Juin 1925, en VFR vers le pôle Nord, la tête à l’air… Une aventure racontée par Jean-Philippe Chivot
Le célèbre explorateur polaire norvégien Roald Amundsen fut le premier homme à atteindre le pôle Sud. Il s’intéressa dès 1914 à l’aviation. Il avait alors 40 ans, apprit à piloter et pensait que les prochaines expéditions polaires se feraient par les airs…
En mai 1925, il tente ainsi, à bord d’un hydravion, le Dornier Wal (N25) d’aller survoler le pôle Nord. Il échoue à 250 km du but mais retourne avec sa machine à Oslo, après une incroyable aventure aérienne en vol à vue, en principe…
L’équipe de l’expédition Amundsen de 1925
Dans les années 1920, Roald Amundsen a fait la connaissance d’un fils de riche banquier de Chicago d’une quarantaine d’années, Lincoln Ellsworth, passionné d’aventures et de géographie. Son père sera pour Amundsen sa source de financement à condition que le fils fasse partie de l’expédition.
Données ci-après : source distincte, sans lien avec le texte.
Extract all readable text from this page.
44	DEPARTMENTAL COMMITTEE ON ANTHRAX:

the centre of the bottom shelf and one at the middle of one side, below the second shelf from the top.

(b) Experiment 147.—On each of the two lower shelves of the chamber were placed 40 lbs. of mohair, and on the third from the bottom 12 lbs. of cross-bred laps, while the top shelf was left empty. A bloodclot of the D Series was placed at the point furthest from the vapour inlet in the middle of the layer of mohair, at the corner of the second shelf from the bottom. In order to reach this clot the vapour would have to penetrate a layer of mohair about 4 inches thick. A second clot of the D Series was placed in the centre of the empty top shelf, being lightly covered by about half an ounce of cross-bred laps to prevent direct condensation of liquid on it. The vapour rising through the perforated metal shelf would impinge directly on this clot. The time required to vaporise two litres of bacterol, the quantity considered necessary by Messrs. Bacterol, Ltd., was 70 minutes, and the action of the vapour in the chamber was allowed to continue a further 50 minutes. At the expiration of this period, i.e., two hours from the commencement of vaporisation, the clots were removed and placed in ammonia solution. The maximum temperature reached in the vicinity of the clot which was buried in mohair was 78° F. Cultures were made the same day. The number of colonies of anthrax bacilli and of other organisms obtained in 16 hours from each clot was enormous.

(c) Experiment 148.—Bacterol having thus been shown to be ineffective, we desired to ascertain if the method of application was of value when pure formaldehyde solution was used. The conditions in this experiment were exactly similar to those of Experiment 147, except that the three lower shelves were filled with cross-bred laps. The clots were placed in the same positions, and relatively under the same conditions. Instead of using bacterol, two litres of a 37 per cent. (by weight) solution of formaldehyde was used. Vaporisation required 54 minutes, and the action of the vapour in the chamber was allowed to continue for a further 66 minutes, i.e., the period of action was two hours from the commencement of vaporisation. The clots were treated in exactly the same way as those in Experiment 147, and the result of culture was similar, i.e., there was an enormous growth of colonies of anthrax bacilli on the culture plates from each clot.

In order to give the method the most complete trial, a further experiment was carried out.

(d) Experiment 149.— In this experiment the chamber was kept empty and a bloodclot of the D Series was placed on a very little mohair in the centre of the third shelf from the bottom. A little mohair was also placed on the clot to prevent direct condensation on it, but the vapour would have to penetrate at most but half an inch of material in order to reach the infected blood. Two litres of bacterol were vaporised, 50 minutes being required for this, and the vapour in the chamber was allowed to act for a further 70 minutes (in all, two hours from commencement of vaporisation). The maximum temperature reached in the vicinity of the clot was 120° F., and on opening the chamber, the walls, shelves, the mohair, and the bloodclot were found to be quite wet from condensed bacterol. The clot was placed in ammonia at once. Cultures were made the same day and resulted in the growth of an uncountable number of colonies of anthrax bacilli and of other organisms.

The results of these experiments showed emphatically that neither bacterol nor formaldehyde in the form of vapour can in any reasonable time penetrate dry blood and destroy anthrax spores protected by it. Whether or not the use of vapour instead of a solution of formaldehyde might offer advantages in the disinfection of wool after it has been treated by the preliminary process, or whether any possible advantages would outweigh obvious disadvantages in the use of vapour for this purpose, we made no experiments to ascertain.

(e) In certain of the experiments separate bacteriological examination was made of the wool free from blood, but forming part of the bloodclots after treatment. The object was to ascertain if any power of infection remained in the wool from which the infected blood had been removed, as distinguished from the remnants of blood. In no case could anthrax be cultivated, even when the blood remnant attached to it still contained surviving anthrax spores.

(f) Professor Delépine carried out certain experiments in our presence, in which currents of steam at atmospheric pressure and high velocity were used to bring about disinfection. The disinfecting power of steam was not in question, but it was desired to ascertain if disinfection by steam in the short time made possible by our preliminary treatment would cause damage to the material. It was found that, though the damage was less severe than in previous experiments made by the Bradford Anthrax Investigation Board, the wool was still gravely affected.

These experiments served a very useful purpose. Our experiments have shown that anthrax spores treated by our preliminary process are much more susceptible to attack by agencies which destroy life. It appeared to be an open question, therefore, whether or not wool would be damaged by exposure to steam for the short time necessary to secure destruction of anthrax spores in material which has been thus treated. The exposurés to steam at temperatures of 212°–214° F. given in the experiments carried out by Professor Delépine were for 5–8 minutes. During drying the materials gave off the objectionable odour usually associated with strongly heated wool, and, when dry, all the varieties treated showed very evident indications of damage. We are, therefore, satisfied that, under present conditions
Ellsworth participe donc au pilotage des hydravions car il a commencé à piloter pendant la Grande guerre. Amundsen rappelle aussi Oscar Omdal, le pilote norvégien de sa première tentative de 1923, par ailleurs cinéaste chevronné. Enfin, Amundsen fait appel au lieutenant de vaisseau Hjalmar Riiser-Larsen qui, aux yeux de la marine royale norvégienne, est le meilleur pilote de l’Aéronavale.
L’avion de l’expédition
Riiser-Larsen a choisi le meilleur hydravion de tous les temps, le Dornier J Wal, et ce pour plusieurs raisons. L’avion est équipé de deux moteurs Rolls-Royce Eagle de 365 ch, des 12 cylindres en V refroidis par eau, montés sur le dessus de l’aile, l’un en avant de la structure, l’autre en arrière. La position et la puissance des moteurs « permettent de soulever un poids égal à celui de la machine », note Riiser-Larsen.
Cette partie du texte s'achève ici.